Shafiqul Alam said the government remains optimistic about meeting the revised inflation target, noting food inflation has fallen from nearly 14 percent at the end of last year to around 7 percent. “With increased vegetable production and supply during the winter season, we hope inflation will decline further,” he added.

Overall inflation is expected to settle at 7 percent by year-end. GDP growth has been revised down to 5 percent to reflect economic realities. Revenue collection has improved, with growth in July-October rising from 24.1 percent last year to 26.4 percent this year. The total revenue target has been revised upward by Tk24,000 crore-from Tk564,000 crore to Tk588,000 crore. Of this, Tk503,000 crore will come from the NBR, Tk65,000 crore from non-tax revenue, and Tk20,000 crore from non-NBR sources.

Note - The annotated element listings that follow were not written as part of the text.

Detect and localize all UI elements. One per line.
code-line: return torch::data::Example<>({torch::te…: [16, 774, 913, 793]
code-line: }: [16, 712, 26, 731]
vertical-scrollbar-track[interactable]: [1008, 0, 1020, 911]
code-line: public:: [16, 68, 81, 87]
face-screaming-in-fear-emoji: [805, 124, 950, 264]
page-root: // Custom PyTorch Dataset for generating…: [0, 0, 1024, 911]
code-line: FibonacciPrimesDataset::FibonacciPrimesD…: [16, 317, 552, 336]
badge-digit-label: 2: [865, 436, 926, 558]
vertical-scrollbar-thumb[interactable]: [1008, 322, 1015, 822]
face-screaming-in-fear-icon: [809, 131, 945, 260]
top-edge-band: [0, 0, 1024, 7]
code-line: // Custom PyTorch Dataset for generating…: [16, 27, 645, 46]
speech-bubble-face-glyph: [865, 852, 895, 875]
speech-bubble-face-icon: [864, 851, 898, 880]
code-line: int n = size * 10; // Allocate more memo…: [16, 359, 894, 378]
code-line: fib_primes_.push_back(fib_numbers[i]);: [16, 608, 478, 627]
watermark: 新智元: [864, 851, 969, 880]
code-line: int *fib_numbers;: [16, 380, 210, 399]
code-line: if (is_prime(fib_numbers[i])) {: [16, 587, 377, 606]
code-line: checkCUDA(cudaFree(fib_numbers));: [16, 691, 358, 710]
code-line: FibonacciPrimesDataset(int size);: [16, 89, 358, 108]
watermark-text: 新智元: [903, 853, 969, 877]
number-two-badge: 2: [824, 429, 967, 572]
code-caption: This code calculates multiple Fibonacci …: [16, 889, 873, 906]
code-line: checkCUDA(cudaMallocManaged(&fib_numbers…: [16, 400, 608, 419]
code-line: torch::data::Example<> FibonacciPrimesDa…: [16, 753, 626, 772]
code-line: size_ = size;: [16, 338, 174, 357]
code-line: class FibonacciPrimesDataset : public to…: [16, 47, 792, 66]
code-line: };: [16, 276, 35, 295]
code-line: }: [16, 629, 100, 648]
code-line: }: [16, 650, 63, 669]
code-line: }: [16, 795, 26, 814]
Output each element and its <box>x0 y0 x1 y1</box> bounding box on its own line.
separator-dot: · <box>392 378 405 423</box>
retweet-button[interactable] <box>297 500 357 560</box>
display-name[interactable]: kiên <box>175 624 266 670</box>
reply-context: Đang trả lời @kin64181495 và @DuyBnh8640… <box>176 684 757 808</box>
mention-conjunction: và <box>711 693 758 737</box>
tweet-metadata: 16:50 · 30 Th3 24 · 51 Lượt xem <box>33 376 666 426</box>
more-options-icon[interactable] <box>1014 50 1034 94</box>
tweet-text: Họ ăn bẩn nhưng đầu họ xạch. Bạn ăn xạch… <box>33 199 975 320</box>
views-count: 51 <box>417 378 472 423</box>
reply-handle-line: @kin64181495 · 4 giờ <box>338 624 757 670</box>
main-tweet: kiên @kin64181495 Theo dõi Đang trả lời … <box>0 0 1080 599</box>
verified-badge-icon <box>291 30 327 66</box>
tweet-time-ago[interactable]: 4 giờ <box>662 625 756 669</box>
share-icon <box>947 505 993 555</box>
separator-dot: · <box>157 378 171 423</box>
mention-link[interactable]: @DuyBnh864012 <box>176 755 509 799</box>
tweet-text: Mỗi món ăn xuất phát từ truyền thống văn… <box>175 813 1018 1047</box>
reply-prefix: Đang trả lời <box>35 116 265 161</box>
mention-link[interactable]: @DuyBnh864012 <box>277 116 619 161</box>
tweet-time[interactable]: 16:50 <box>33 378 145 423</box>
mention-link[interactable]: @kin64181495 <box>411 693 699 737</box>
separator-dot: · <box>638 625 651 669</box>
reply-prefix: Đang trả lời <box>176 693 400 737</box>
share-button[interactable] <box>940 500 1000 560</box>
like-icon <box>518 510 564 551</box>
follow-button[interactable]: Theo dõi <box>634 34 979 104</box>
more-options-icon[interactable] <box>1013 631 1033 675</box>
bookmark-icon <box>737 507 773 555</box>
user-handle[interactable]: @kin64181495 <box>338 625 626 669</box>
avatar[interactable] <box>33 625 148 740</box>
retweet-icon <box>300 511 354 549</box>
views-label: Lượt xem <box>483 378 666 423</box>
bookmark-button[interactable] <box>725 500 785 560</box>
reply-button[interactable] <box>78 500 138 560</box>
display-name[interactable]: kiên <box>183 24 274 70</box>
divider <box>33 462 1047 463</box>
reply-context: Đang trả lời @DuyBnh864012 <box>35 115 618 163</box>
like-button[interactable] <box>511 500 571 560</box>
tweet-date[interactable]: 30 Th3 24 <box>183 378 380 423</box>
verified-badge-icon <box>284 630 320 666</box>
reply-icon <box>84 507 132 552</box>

Total government expenditure is set at Tk788,000 crore, down from Tk790,000 crore, mainly due to cuts in development allocations.
The Annual Development Programme (ADP) has been revised to Tk200,000 crore, or 3.3 percent of GDP, compared with Tk230,000 crore (3.7 percent of GDP) in the original budget. Of this, Tk72,000 crore will be financed from foreign sources and Tk128,000 crore from domestic sources. Other expenditures remain at Tk588,000 crore.
The total budget deficit is fixed at Tk200,000 crore (3.3 percent of GDP), to be financed by Tk63,000 crore in external borrowing and Tk137,000 crore from domestic sources. The government expects the revised framework to ensure fiscal discipline, essential spending, and economic stability in the months ahead.